Penjaga pantai yang sedang berduka, Thokozani Mthethwa, meminta bantuan penguburan

Mayat penjaga pantai yang hilang ditemukan di dekat pantai Muizenberg


Oleh Good Forest 47m yang lalu

Bagikan artikel ini:

Cape Town – Keluarga penjaga pantai Muizenberg, Thokozani Mthethwa, mengatakan ketika mereka mencoba untuk menerima kematiannya, mereka juga berjuang untuk memberinya penguburan yang bermartabat karena dia adalah pencari nafkah di rumah mereka.

Harapan mereka bahwa pemain berusia 23 tahun itu akan ditemukan hidup-hidup pupus setelah tubuhnya ditemukan pada hari Senin di pantai antara pantai Sunrise dan Mnandi setelah pencarian multi-lembaga selama tiga hari.

Mthethwa, penjaga pantai musiman yang bekerja di Kota, menghilang di air pada Sabtu sore setelah dia jatuh dari kereta luncur penyelamat yang ditarik oleh jet ski.

Dia sedang dalam perjalanan ke operasi penyelamatan dengan penjaga pantai senior untuk membantu peselancar layang-layang yang mengalami kesulitan di pantai St James.

Pencarian yang melibatkan penjaga pantai segera dimulai, dengan bantuan dari National Sea Rescue Institute, penegak hukum, polisi, Manajemen Risiko Bencana, dan Layanan Medis Darurat.

Ayah Mthethwa, Themba, 52, mengatakan keluarganya masih berusaha untuk menerima insiden tersebut.

“Kami diberitahu pada hari Sabtu setelah insiden itu terjadi tetapi masih memiliki harapan bahwa dia akan ditemukan setidaknya pada hari Minggu. Dia masih sangat muda dan bersemangat.

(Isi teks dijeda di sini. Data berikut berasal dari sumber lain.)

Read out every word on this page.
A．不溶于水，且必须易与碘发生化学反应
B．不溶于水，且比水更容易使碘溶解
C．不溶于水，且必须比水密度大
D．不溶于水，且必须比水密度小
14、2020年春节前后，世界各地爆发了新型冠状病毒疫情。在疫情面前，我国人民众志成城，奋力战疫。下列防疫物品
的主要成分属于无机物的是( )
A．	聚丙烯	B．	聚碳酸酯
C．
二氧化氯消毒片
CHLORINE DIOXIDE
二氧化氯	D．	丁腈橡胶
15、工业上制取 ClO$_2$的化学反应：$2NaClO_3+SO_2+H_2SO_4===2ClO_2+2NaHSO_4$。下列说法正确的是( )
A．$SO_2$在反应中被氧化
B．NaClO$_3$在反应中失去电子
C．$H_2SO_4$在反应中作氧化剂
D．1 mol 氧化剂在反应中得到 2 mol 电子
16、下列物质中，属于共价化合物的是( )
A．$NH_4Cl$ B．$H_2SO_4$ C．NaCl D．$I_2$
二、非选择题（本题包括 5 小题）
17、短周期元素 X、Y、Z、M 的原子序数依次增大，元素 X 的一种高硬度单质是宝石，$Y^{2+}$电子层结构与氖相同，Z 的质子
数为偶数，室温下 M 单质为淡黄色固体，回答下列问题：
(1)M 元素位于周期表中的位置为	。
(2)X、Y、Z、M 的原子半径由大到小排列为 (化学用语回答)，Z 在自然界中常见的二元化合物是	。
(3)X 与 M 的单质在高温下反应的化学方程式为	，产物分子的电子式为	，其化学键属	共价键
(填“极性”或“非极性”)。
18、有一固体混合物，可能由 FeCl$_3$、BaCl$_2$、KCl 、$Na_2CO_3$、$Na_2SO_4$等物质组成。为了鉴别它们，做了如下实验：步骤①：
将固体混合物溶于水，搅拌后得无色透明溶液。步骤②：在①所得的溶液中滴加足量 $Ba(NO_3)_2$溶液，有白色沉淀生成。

” Anak saya menyukai air sejak dia masih kecil, itu adalah tempat yang membahagiakan. Meskipun saya berkata pada diri saya sendiri bahwa dia setidaknya mati karena melakukan apa yang dia sukai untuk mencoba menyelamatkan seseorang, saya berharap dia juga bisa diselamatkan.

“Istri saya saat ini tidak bekerja dan saya bergantung pada pekerjaan borongan. Kami membutuhkan bantuan dengan pengaturan pemakaman seperti mengangkut jenazah dari Cape Town ke sini di KwaZulu-Natal.

“Dia adalah pencari nafkah. Kami berterima kasih kepada majikan yang tidak menyerah padanya, ”ujarnya.

Themba mengatakan bahwa meskipun penyelidikan menyeluruh tidak akan membawa putranya kembali, itu akan memberi kedamaian keluarga.

Juru bicara polisi FC van Wyk membenarkan bahwa polisi sedang menyelidiki.

Charles Khumbalo, pelatih dari akademi renang tempat Mthethwa belajar berenang, mengatakan dia memiliki masa depan cerah di depannya.

“Saya bertemu Thokozani saat dia masih sekolah. Saya pikir dia di kelas 11, dia sudah tahu dasar-dasar berenang.

“Ketika dia menyelesaikan kelas 12, dia tidak dapat melanjutkan studinya karena dia perlu membantu keluarganya secara finansial sehingga dia menjadi penjaga pantai.

“Dia bekerja di Dubai sebagai penjaga pantai. Kami sangat menantikan untuk melihat di mana lagi dia akan berakhir. Kematiannya yang tragis mengejutkan kami semua, ”kata Khumalo.

Anggota Mayco untuk layanan masyarakat dan kesehatan Zahid Badroodien mengatakan sebagai akibat dari pertemuan besar yang dibatasi karena Covid-19, detail upacara peringatan untuk keluarga dan staf sedang dipertimbangkan dengan cermat.

Untuk berdonasi kepada keluarga, hubungi: 072 566 4566.